A profound and articulated concern for human well-being, the creation and maintenance of just societies, a concern for the common good, human rights, the poor, the marginalized and the oppressed—all concerns that nurture the idealism of our students. Here one sees the concern for “social justice” that is a cornerstone of Jesuit Catholic education.
A commitment to the idea that faith and reason are mutually informing rather than antagonistic. One can be intelligent about one’s religious beliefs. Questions and commitments of faith are of real importance to the university and that interest reaches beyond the study of theology.
An embrace of the symbolic, interpretive, and meaning-creating aspects of the human species. The Catholic intellectual tradition is rich in music, literature and poetry, architecture and art. It is inclined toward a full embrace of a Christian humanism that sees nothing in the world as alien to or distant from God. This is what is described as a “sacramental imagination.”
A “Jesuit” or “Ignatian” style of education has flourished for 450 years.
The Jesuit and Catholic Educational Piece at Loyola
All of Loyola’s undertakings—its teaching, research and service—are infused with a conviction regarding the sacred character of reality, the dignity of every human person, the mutually informing dynamic between faith and reason, and the responsibility to care for those who are suffering most in our world. Loyola’s pedagogy is informed by the conviction that faith, knowledge and the promotion of justice are intrinsically related.

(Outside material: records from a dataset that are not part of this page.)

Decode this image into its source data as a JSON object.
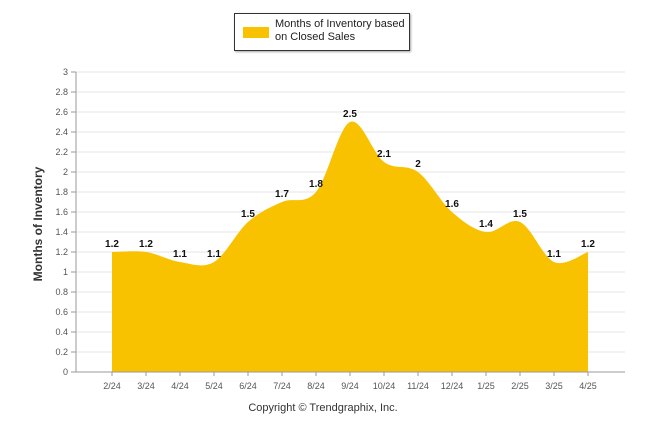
{
  "legend": {
    "label": "Months of Inventory based on Closed Sales",
    "color": "#F8C200"
  },
  "copyright": "Copyright © Trendgraphix, Inc.",
  "chart_data": {
    "type": "area",
    "categories": [
      "2/24",
      "3/24",
      "4/24",
      "5/24",
      "6/24",
      "7/24",
      "8/24",
      "9/24",
      "10/24",
      "11/24",
      "12/24",
      "1/25",
      "2/25",
      "3/25",
      "4/25"
    ],
    "series": [
      {
        "name": "Months of Inventory based on Closed Sales",
        "values": [
          1.2,
          1.2,
          1.1,
          1.1,
          1.5,
          1.7,
          1.8,
          2.5,
          2.1,
          2,
          1.6,
          1.4,
          1.5,
          1.1,
          1.2
        ]
      }
    ],
    "data_labels": [
      "1.2",
      "1.2",
      "1.1",
      "1.1",
      "1.5",
      "1.7",
      "1.8",
      "2.5",
      "2.1",
      "2",
      "1.6",
      "1.4",
      "1.5",
      "1.1",
      "1.2"
    ],
    "ylabel": "Months of Inventory",
    "xlabel": "",
    "ylim": [
      0,
      3
    ],
    "yticks": [
      "0",
      "0.2",
      "0.4",
      "0.6",
      "0.8",
      "1",
      "1.2",
      "1.4",
      "1.6",
      "1.8",
      "2",
      "2.2",
      "2.4",
      "2.6",
      "2.8",
      "3"
    ],
    "grid": true,
    "legend_position": "top-center",
    "fill_color": "#F8C200"
  }
}
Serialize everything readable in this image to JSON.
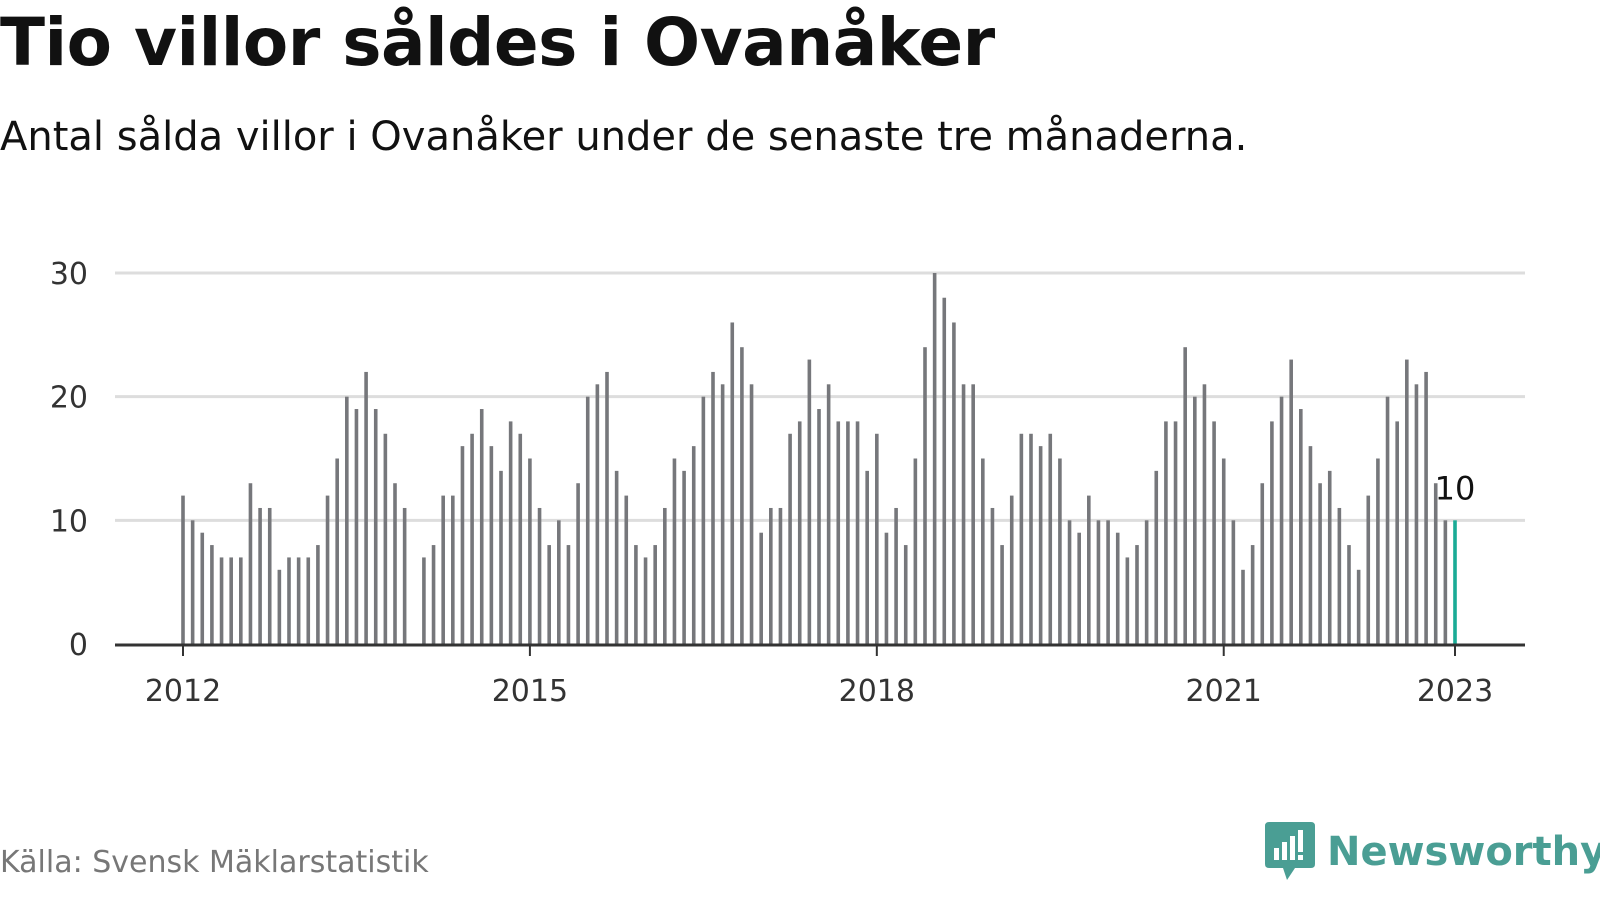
{
  "header": {
    "title": "Tio villor såldes i Ovanåker",
    "subtitle": "Antal sålda villor i Ovanåker under de senaste tre månaderna."
  },
  "footer": {
    "source": "Källa: Svensk Mäklarstatistik",
    "brand": "Newsworthy",
    "brand_icon": "bar-chart-speech-bubble-icon"
  },
  "colors": {
    "bar": "#76777b",
    "highlight": "#1aab96",
    "grid": "#dddddd",
    "axis": "#333333",
    "brand": "#4a9e94"
  },
  "chart_data": {
    "type": "bar",
    "title": "Tio villor såldes i Ovanåker",
    "subtitle": "Antal sålda villor i Ovanåker under de senaste tre månaderna.",
    "xlabel": "",
    "ylabel": "",
    "x_start": "2012-01",
    "x_end": "2023-01",
    "x_ticks": [
      "2012",
      "2015",
      "2018",
      "2021",
      "2023"
    ],
    "y_ticks": [
      0,
      10,
      20,
      30
    ],
    "ylim": [
      0,
      30
    ],
    "grid": true,
    "highlight_last": true,
    "annotation": {
      "x": "2023-01",
      "text": "10"
    },
    "series": [
      {
        "values": [
          12,
          10,
          9,
          8,
          7,
          7,
          7,
          13,
          11,
          11,
          6,
          7,
          7,
          7,
          8,
          12,
          15,
          20,
          19,
          22,
          19,
          17,
          13,
          11,
          null,
          7,
          8,
          12,
          12,
          16,
          17,
          19,
          16,
          14,
          18,
          17,
          15,
          11,
          8,
          10,
          8,
          13,
          20,
          21,
          22,
          14,
          12,
          8,
          7,
          8,
          11,
          15,
          14,
          16,
          20,
          22,
          21,
          26,
          24,
          21,
          9,
          11,
          11,
          17,
          18,
          23,
          19,
          21,
          18,
          18,
          18,
          14,
          17,
          9,
          11,
          8,
          15,
          24,
          30,
          28,
          26,
          21,
          21,
          15,
          11,
          8,
          12,
          17,
          17,
          16,
          17,
          15,
          10,
          9,
          12,
          10,
          10,
          9,
          7,
          8,
          10,
          14,
          18,
          18,
          24,
          20,
          21,
          18,
          15,
          10,
          6,
          8,
          13,
          18,
          20,
          23,
          19,
          16,
          13,
          14,
          11,
          8,
          6,
          12,
          15,
          20,
          18,
          23,
          21,
          22,
          13,
          10,
          10
        ]
      }
    ]
  }
}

A 21st century Core: Transformative Education in the Jesuit Tradition
Sifting: We advertise and wait for people to come.
Vet curriculum vitae and search for teaching and/or publications that demonstrate a sensitivity to:
Large human questions of purpose and meaning.
Religious sensitivity and embrace of religious/transcendent questions.
Engagement with any aspect of the Catholic intellectual tradition.
Concern for questions of ethics and justice.
Interview candidates with explicit mention of the school’s Jesuit heritage and its Catholic identity as a resource
for pedagogical success, scholarly conversation and
Mission Hiring Option 2: Search
Search/Targeted Hire: Engage in an active recruitment of persons that a chair should invite to apply.
Personal knowledge of colleagues in your field is the best way of recruiting such candidates.
Information gleaned at professional conferences in conversations or hearing papers and presentations on topics that mesh with the Jesuit, Catholic dimension of our mission.
Promising graduate students from the institutions at which you trained or from institutions known for their sense of mission, who may be interested in working particularly for us because of who we are as a Jesuit and Catholic university.
Helpful to designate a person—the person most friendly toward and knowledgeable of these questions—responsible for making sure that mission questions are asked and discussed in a way that moves past the perfunctory and can frame this as a strength of the institution.
Not a gateway that well-qualified candidates have to pass through.
Needs to be a conversation, not a litmus test.
Helpful to make sure that we communicate that such a conversation is actually welcome; some applicants will be reluctant to speak about these issues for fear that it could hurt their candidacy. We need to encourage them to see this as part of the process at Loyola.
Helpful to consider requesting an essay in response to something like the Transformative Education document in which faculty would be invited to articulate how and where they see themselves contributing concretely to this dimension of the university’s mission.
Candidates’ scholarly and research agenda is the threshold issue.
We are interested in seeking candidates who are drawn to us on account of the Jesuit, Catholic dimension of our mission and identity, not simply tolerant of it and certainly not hostile to it. This may show up in their teaching, research, extra-curricular commitments, or conversation.
We are interested in finding candidates who are interested in being participants in the life of the university rather than delimiting their allegiance and obligations to their field and guild. This is a necessary component for preserving and strengthening our sense of being an intellectual community.
Hiring for the Jesuit, Catholic dimension of the university is an exercise in diversity insofar as it contributes to intellectual diversity in higher education.
What we are being asked to consider in participating in a Jesuit institution:
To understand, respect, and foster the notion that corporate religion and personal spirituality often inspire us to become human agents for just living.
To find a vision of teaching and colleagueship that fosters a common horizon of the good, the true, and the beautiful—terms that, in the Christian faith, are names for God, but are ideas that can be comprehended and affirmed beyond religion.